Opéra in two acts with music by Fromental Halévy

Le lazzarone, ou Le bien vient en dormant (The Lad from Naples, or Good comes from Sleeping) is an opéra in two acts with music by Fromental Halévy to a libretto by Jules-Henri Vernoy de Saint-Georges. It was premiered on 29 March 1844 at the Paris Opéra.
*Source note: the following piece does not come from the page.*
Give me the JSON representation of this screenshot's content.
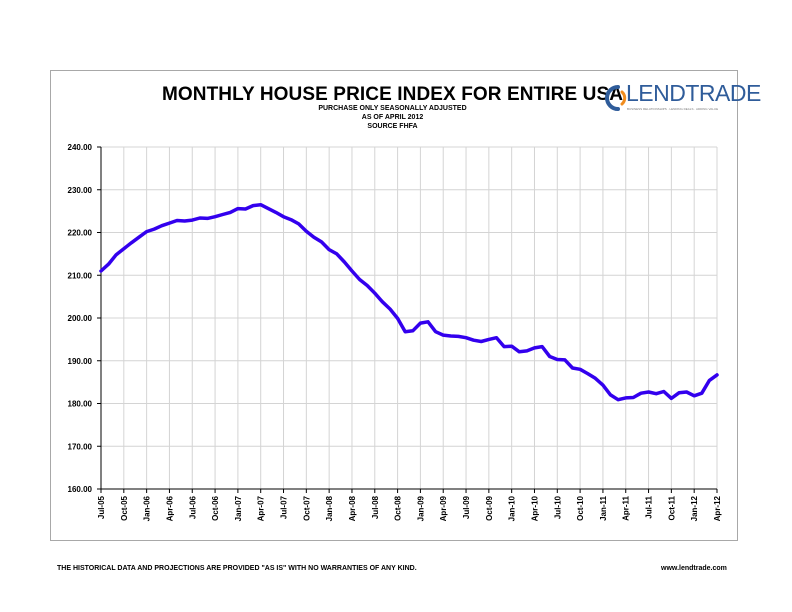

At the instruction of Léon Pillet, the director of the Opéra, the opera was written as a vehicle for his mistress Rosine Stoltz (who had recently borne him a child). After some severe critical reactions, the opera was not successful and has not been revived.

==Performance history==
The inappropriate casting of a far-from-splendid 31-year-old portraying a Neapolitan teenager was not appreciated by the Parisian critics. A review in the Revue et gazette musicale sardonically regretted the Opéra's 'dearth of tenors', and noted that the composer was 'forced to do without a timbre of voice so essential to an opera.' Hector Berlioz wrote that 'the orchestration is too grandiose, too pompous, too loud and even too slow for this kind of story.' At the premiere, Stoltz particularly annoyed her rival Julie Dorus-Gras by conspicuously eating macaroni onstage during the latter's aria.
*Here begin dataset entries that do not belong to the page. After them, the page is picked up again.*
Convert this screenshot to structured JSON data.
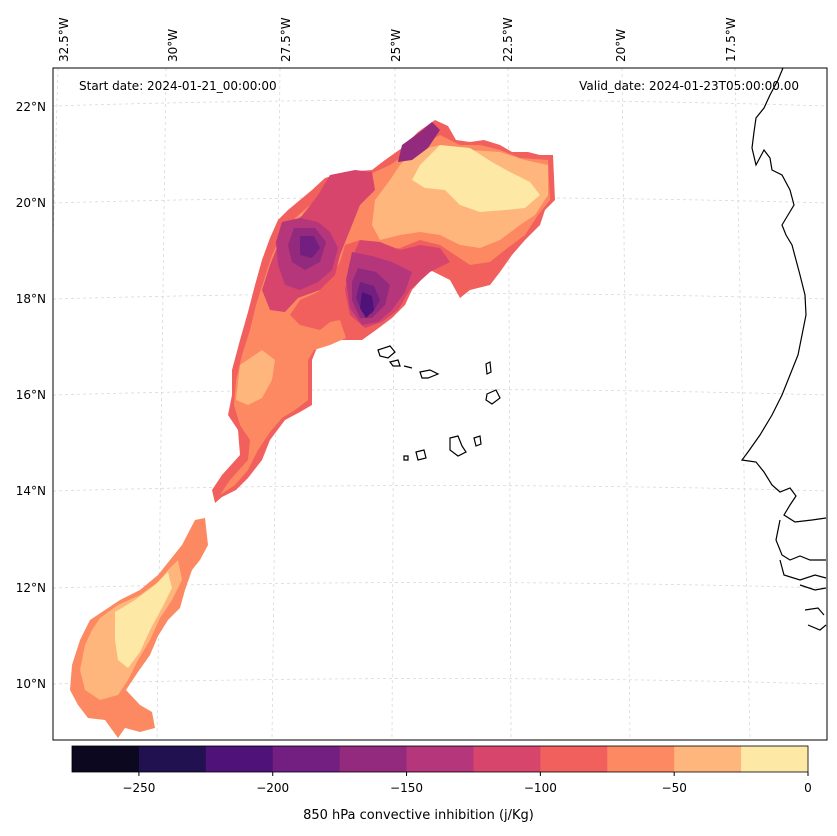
{
  "map": {
    "start_date_text": "Start date: 2024-01-21_00:00:00",
    "valid_date_text": "Valid_date: 2024-01-23T05:00:00.00",
    "longitude_labels": [
      "32.5°W",
      "30°W",
      "27.5°W",
      "25°W",
      "22.5°W",
      "20°W",
      "17.5°W"
    ],
    "latitude_labels": [
      "22°N",
      "20°N",
      "18°N",
      "16°N",
      "14°N",
      "12°N",
      "10°N"
    ],
    "field": "850 hPa convective inhibition",
    "region_note": "Cape Verde islands and West African coast"
  },
  "colorbar": {
    "label": "850 hPa convective inhibition (j/Kg)",
    "range": [
      -275,
      0
    ],
    "tick_values": [
      -250,
      -200,
      -150,
      -100,
      -50,
      0
    ],
    "tick_labels": [
      "−250",
      "−200",
      "−150",
      "−100",
      "−50",
      "0"
    ],
    "levels": [
      -275,
      -250,
      -225,
      -200,
      -175,
      -150,
      -125,
      -100,
      -75,
      -50,
      -25,
      0
    ],
    "colors": [
      "#0b0820",
      "#221150",
      "#4e1278",
      "#721f81",
      "#932a7e",
      "#b5367a",
      "#d8456c",
      "#f1605d",
      "#fc8961",
      "#feb67c",
      "#fde8a6"
    ]
  }
}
The opera also marked the Paris debut of Lola Montez as an 'Andalusian dancer'. This however proved a disaster; Montez, losing a shoe during one routine, flung it into the boxes. Théophile Gautier wrote 'Mlle. Montez [...] has small feet and shapely legs. Her use of these is quite another matter'.

==Roles==

Roles, voice types, premiere cast
| Role | Voice type | Premiere cast, 29 March 1844 |
|---|---|---|
| Mirobolante, a poetical improviser | baritone | Paul Barroilhet |
| Josué Corvo, a rich Neapolitan | bass | Nicolas Levasseur |
| Beppo | soprano | Rosine Stoltz |
| Baptista, a flower-seller | soprano | Julie Dorus-Gras |
| Chorus: Pilgrims, people of Naples, musicians. |  |  |

==Synopsis==
Place: Naples
Time:
The lazy Beppo is enamoured of the flower seller Baptista. Mirobolante and Corvo, discovering Baptista's birth certificate, find that she is unaware that she is an heiress to a fortune. They woo her assiduously; Beppo, feeling he has no chance against such wealthy suitors, goes to sleep. Baptista however wakes him and says she much prefers him to the other two. Mirobolante and Corvo try to prevent their marriage by asserting that Baptista is a minor; her birth certificate however shows that she is 21 that very day.